Part 2:
Pierre didn’t immediately respond to requests for comment.
On Monday, the co-host of a podcast on Combs’ Revolt media network announced she wouldn’t participate in a third season. “I am a [sexual assault] survivor & I cannot be part of a show that’s supposed to uplift black women while @Diddy leads the company,” Dawn Montgomery, who hosts “Monuments to Me,” a podcast about Black women’s issues and successes,
posted on X.
Montgomery told NBC News that she empathized with Cassie’s allegations. “I cannot sign back on and say that I want to be paid to do a podcast where a few of the episodes were probably going to reflect this conversation,” she said. “Diddy and his people could never do anything towards me to make me feel like I needed to continue to be quiet.”
Revolt didn’t respond to a request for comment.
Old
interviews with Combs’ associates addressing his alleged behavior and new comments critical of him have circulated on social media. Some users included the phrase “Surviving Diddy,” an apparent reference to the Lifetime docuseries “Surviving R. Kelly” that featured accounts of women who accused the R&B artist of abuse over several decades. Kelly is currently
serving time in prison for multiple sex crimes convictions.
During a performance in Los Angeles last weekend, the singer
Kesha dropped lyrics referring to Combs in her 2009 hit single, “Tik Tok,” whose opening line mentions him.
A 2016 fragrance photoshoot for Sean John, the popular streetwear label Combs launched in 1998.Penske Media via Getty Images
The pushback follows a flurry of business moves by the 54-year-old entertainment mogul over the last 12 months.
Combs announced in September that he was returning publishing rights to some Bad Boy artists,
telling Variety he was “doing the right thing” by making good on plans in the works since 2021. Several artists
criticized the offer, saying they’d been asking for the rights for years but were unlikely to earn much from music that was more profitable decades ago.
In February, he rebranded his Combs Enterprises
as Combs Global to reflect his evolution “as a business leader and a bigger vision to build the largest portfolio of leading Black-owned brands in the world.” The venture includes Empower Global, an e-commerce marketplace launched in 2021 aimed at supporting Black entrepreneurs.

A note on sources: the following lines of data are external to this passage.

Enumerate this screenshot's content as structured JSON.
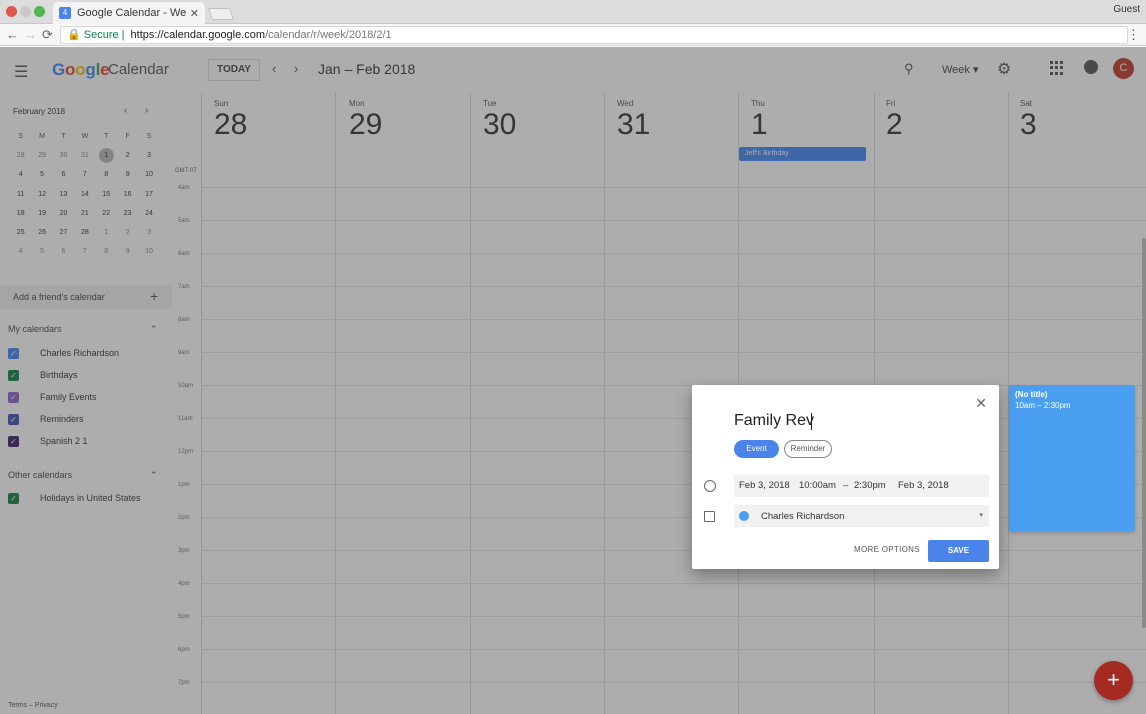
{
  "browser": {
    "tab_title": "Google Calendar - Week of Jan",
    "tab_close": "✕",
    "guest_label": "Guest",
    "secure_label": "Secure",
    "url_host": "https://calendar.google.com",
    "url_path": "/calendar/r/week/2018/2/1",
    "back": "←",
    "forward": "→",
    "reload": "⟳",
    "menu": "⋮"
  },
  "header": {
    "menu_icon": "☰",
    "logo_letters": [
      "G",
      "o",
      "o",
      "g",
      "l",
      "e"
    ],
    "logo_calendar": "Calendar",
    "today_label": "TODAY",
    "prev": "‹",
    "next": "›",
    "range_title": "Jan – Feb 2018",
    "search_icon": "⚲",
    "view_label": "Week ▾",
    "gear": "⚙",
    "avatar_letter": "C"
  },
  "mini_calendar": {
    "title": "February 2018",
    "prev": "‹",
    "next": "›",
    "dow": [
      "S",
      "M",
      "T",
      "W",
      "T",
      "F",
      "S"
    ],
    "weeks": [
      [
        "28",
        "29",
        "30",
        "31",
        "1",
        "2",
        "3"
      ],
      [
        "4",
        "5",
        "6",
        "7",
        "8",
        "9",
        "10"
      ],
      [
        "11",
        "12",
        "13",
        "14",
        "15",
        "16",
        "17"
      ],
      [
        "18",
        "19",
        "20",
        "21",
        "22",
        "23",
        "24"
      ],
      [
        "25",
        "26",
        "27",
        "28",
        "1",
        "2",
        "3"
      ],
      [
        "4",
        "5",
        "6",
        "7",
        "8",
        "9",
        "10"
      ]
    ]
  },
  "sidebar": {
    "add_friend": "Add a friend's calendar",
    "add_plus": "+",
    "my_calendars": "My calendars",
    "other_calendars": "Other calendars",
    "chevron": "⌃",
    "my_items": [
      {
        "label": "Charles Richardson",
        "color": "#4285f4"
      },
      {
        "label": "Birthdays",
        "color": "#0b8043"
      },
      {
        "label": "Family Events",
        "color": "#8e63ce"
      },
      {
        "label": "Reminders",
        "color": "#3f51b5"
      },
      {
        "label": "Spanish 2 1",
        "color": "#3b1c6a"
      }
    ],
    "other_items": [
      {
        "label": "Holidays in United States",
        "color": "#0b8043"
      }
    ],
    "footer": "Terms – Privacy"
  },
  "week": {
    "days": [
      {
        "dow": "Sun",
        "num": "28"
      },
      {
        "dow": "Mon",
        "num": "29"
      },
      {
        "dow": "Tue",
        "num": "30"
      },
      {
        "dow": "Wed",
        "num": "31"
      },
      {
        "dow": "Thu",
        "num": "1"
      },
      {
        "dow": "Fri",
        "num": "2"
      },
      {
        "dow": "Sat",
        "num": "3"
      }
    ],
    "timezone": "GMT-07",
    "hours": [
      "4am",
      "5am",
      "6am",
      "7am",
      "8am",
      "9am",
      "10am",
      "11am",
      "12pm",
      "1pm",
      "2pm",
      "3pm",
      "4pm",
      "5pm",
      "6pm",
      "7pm"
    ],
    "allday_event": "Jeff's Birthday",
    "draft_event": {
      "title": "(No title)",
      "time": "10am – 2:30pm"
    }
  },
  "dialog": {
    "close": "✕",
    "title_value": "Family Rev",
    "event_label": "Event",
    "reminder_label": "Reminder",
    "start_date": "Feb 3, 2018",
    "start_time": "10:00am",
    "dash": "–",
    "end_time": "2:30pm",
    "end_date": "Feb 3, 2018",
    "calendar_name": "Charles Richardson",
    "dropdown": "▾",
    "more_options": "MORE OPTIONS",
    "save": "SAVE"
  },
  "fab_label": "+"
}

The refresh came three months after Combs
agreed to acquire a pair of cannabis operations in a deal valued at up to $185 million at the time, but
the plan fell through in July after the merger that would have spun them off collapsed. In May, Combs rolled out a new R&B label, Love Records, as part of a deal with Motown Records that saw the release in September of his fifth studio album.
Combs, whose net worth
has been estimated at around $1 billion, shot to fame in the early 1990s as a music promoter turned talent director before setting out to run his own label, with Bad Boy Records representing artists from the late Notorious B.I.G. to Faith Evans. One of his earliest major ventures outside music was in fashion, with the Sean John streetwear label launching in 1998. Combs sold the bulk of the brand in 2016 for an estimated $70 million, then
bought it back from its bankrupt owner for around $7.5 million five years later.
A Macy’s spokesperson said the retailer began phasing out Sean John starting this fall in a move unrelated to the allegations against Combs. Other major sellers of the line, including Nordstrom and Saks Off 5th, didn’t respond to requests for comment, nor did Sean John’s parent company.
Some crisis communications experts said Combs’ quick settlement of the abuse claims could blunt further damage to his brand and businesses.
“Diddy avoided much of that pain by getting this thing resolved quickly,” said Evan Nierman, CEO of the public relations firm Red Banyan. “I think resolving the legal matter and having it completely closed to their mutual satisfaction is going to help inoculate him against seeing his career permanently destroyed.”
He said he wasn’t surprised that other celebrities and major brands largely haven’t weighed in. “I expect people to remain quiet on the topic now while it’s in the headlines,” he said, adding, “This is not going to have a lasting damaging effect on him.”